Cambridge Law Faculty ranked second in the UK for research quality

Research Excellence Framework: Strength and Depth in LawThe Cambridge Faculty of Law welcomes the strong recognition given to the quality of its research in the latest Research Excellence Framework (REF). Our performance ranked second overall, whether our very high grade point average is assessed in the light of the absolute size of our submission, or when assessing research intensity by reference to the exceptionally high proportion of staff (nearly all) we submitted. This reflects the outstanding strength and depth in research in Law at Cambridge.

More than four out of five submissions from the Law Faculty and Institute of Criminology were rated 'world leading' or 'internationally excellent', demonstrating our global strength in research across these fields. Our Impact Case Studies, which show the impact of our research on public life, were also considered to be very strong.
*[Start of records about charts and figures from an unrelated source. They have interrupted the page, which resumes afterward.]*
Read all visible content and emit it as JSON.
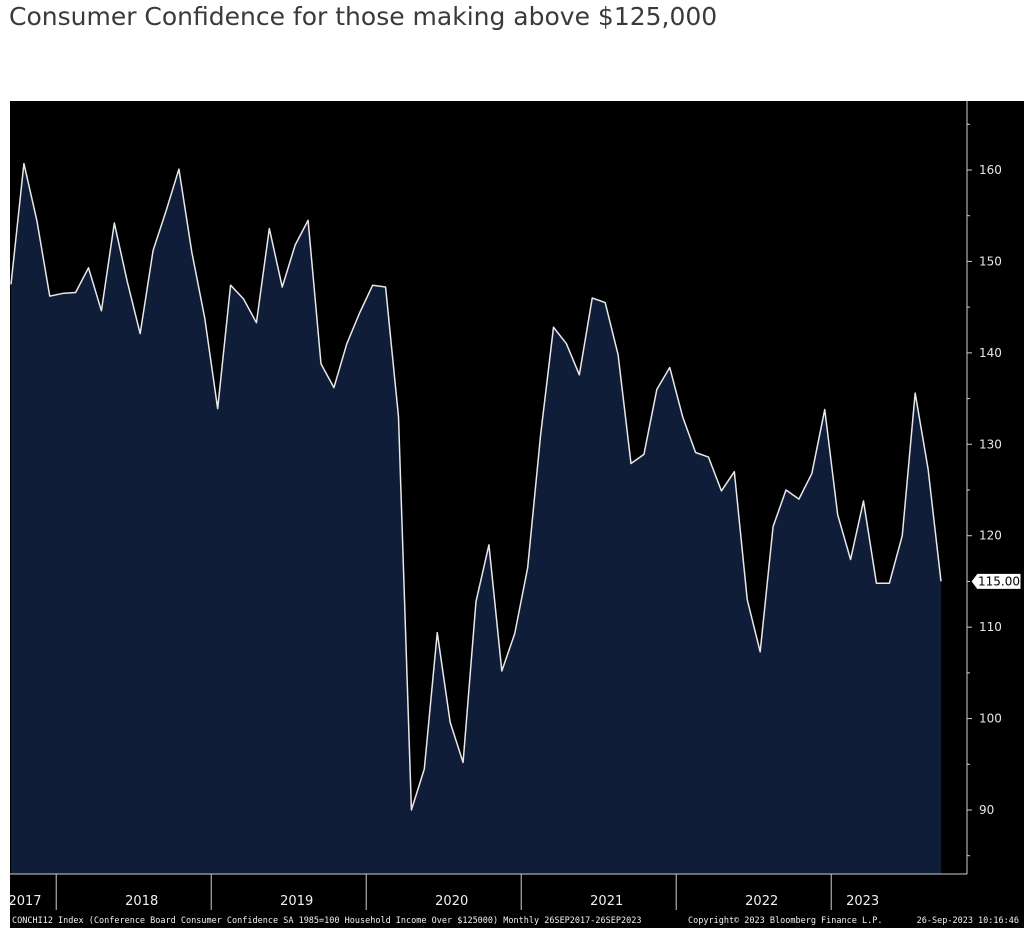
{
  "title": "Consumer Confidence for those making above $125,000",
  "footer": {
    "left": "CONCHI12 Index (Conference Board Consumer Confidence SA 1985=100 Household Income Over $125000) Monthly 26SEP2017-26SEP2023",
    "center": "Copyright© 2023 Bloomberg Finance L.P.",
    "right": "26-Sep-2023 10:16:46"
  },
  "colors": {
    "background": "#000000",
    "area_fill": "#0f1d38",
    "line": "#e8e8e8",
    "axis": "#cfcfcf"
  },
  "chart_data": {
    "type": "area",
    "title": "Consumer Confidence for those making above $125,000",
    "xlabel": "",
    "ylabel": "",
    "ylim": [
      83,
      168
    ],
    "y_ticks": [
      90,
      100,
      110,
      120,
      130,
      140,
      150,
      160
    ],
    "y_axis_side": "right",
    "x_year_labels": [
      "2017",
      "2018",
      "2019",
      "2020",
      "2021",
      "2022",
      "2023"
    ],
    "last_value_label": "115.00",
    "grid": false,
    "legend": "none",
    "series": [
      {
        "x": [
          "2017-09",
          "2017-10",
          "2017-11",
          "2017-12",
          "2018-01",
          "2018-02",
          "2018-03",
          "2018-04",
          "2018-05",
          "2018-06",
          "2018-07",
          "2018-08",
          "2018-09",
          "2018-10",
          "2018-11",
          "2018-12",
          "2019-01",
          "2019-02",
          "2019-03",
          "2019-04",
          "2019-05",
          "2019-06",
          "2019-07",
          "2019-08",
          "2019-09",
          "2019-10",
          "2019-11",
          "2019-12",
          "2020-01",
          "2020-02",
          "2020-03",
          "2020-04",
          "2020-05",
          "2020-06",
          "2020-07",
          "2020-08",
          "2020-09",
          "2020-10",
          "2020-11",
          "2020-12",
          "2021-01",
          "2021-02",
          "2021-03",
          "2021-04",
          "2021-05",
          "2021-06",
          "2021-07",
          "2021-08",
          "2021-09",
          "2021-10",
          "2021-11",
          "2021-12",
          "2022-01",
          "2022-02",
          "2022-03",
          "2022-04",
          "2022-05",
          "2022-06",
          "2022-07",
          "2022-08",
          "2022-09",
          "2022-10",
          "2022-11",
          "2022-12",
          "2023-01",
          "2023-02",
          "2023-03",
          "2023-04",
          "2023-05",
          "2023-06",
          "2023-07",
          "2023-08",
          "2023-09"
        ],
        "values": [
          147.5,
          160.7,
          154.5,
          146.2,
          146.5,
          146.6,
          149.3,
          144.6,
          154.2,
          147.8,
          142.1,
          151.2,
          155.5,
          160.1,
          151.0,
          143.8,
          133.9,
          147.4,
          145.9,
          143.3,
          153.6,
          147.2,
          151.8,
          154.5,
          138.8,
          136.2,
          141.0,
          144.4,
          147.4,
          147.2,
          133.0,
          90.0,
          94.5,
          109.4,
          99.6,
          95.2,
          112.8,
          119.0,
          105.2,
          109.3,
          116.5,
          131.0,
          142.8,
          141.0,
          137.6,
          146.0,
          145.5,
          139.8,
          127.9,
          128.9,
          136.0,
          138.4,
          133.0,
          129.1,
          128.6,
          124.9,
          127.0,
          113.0,
          107.3,
          121.0,
          125.0,
          124.0,
          126.8,
          133.8,
          122.3,
          117.4,
          123.8,
          114.8,
          114.8,
          120.0,
          135.6,
          127.3,
          115.0
        ]
      }
    ]
  }
}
One of these studies was Professor Alison Liebling’s research on Measuring Quality of Prison Life, which has been adopted by the National Offender Management Service in performance and audit measurement of all prison establishments in England and Wales, and which has influenced the development of HM Prison Service measures linked to a reduction in suicides in prisons. Another was research led by Professor Sir Bob Hepple that underpinned the Equality Act 2010 and reshaped the UK equality and diversity landscape.

Our research continues to have impact in the period since the REF submission. For example, our work is shaping the important debate on energy policy.

Reflecting on the REF results, Eilís Ferran, the Chair of the Faculty, said: "We are very pleased to have achieved such an excellent result whilst remaining true to our strategic objectives of being a law school that values a plurality of research interests, styles and methodologies, and where world class research ambitions and exceptional teaching go hand in hand. It is possible to interpret the REF data in different ways, but for us it is especially pleasing to be in the top two law schools in the country, along with the London School of Economics, on the basis of performance relative to the proportion of staff submitted. We are also in the top two, with Oxford, on the basis of the size of our submission, but the proportionality measure gives the best indication of the depth and consistency of research excellence across the Faculty".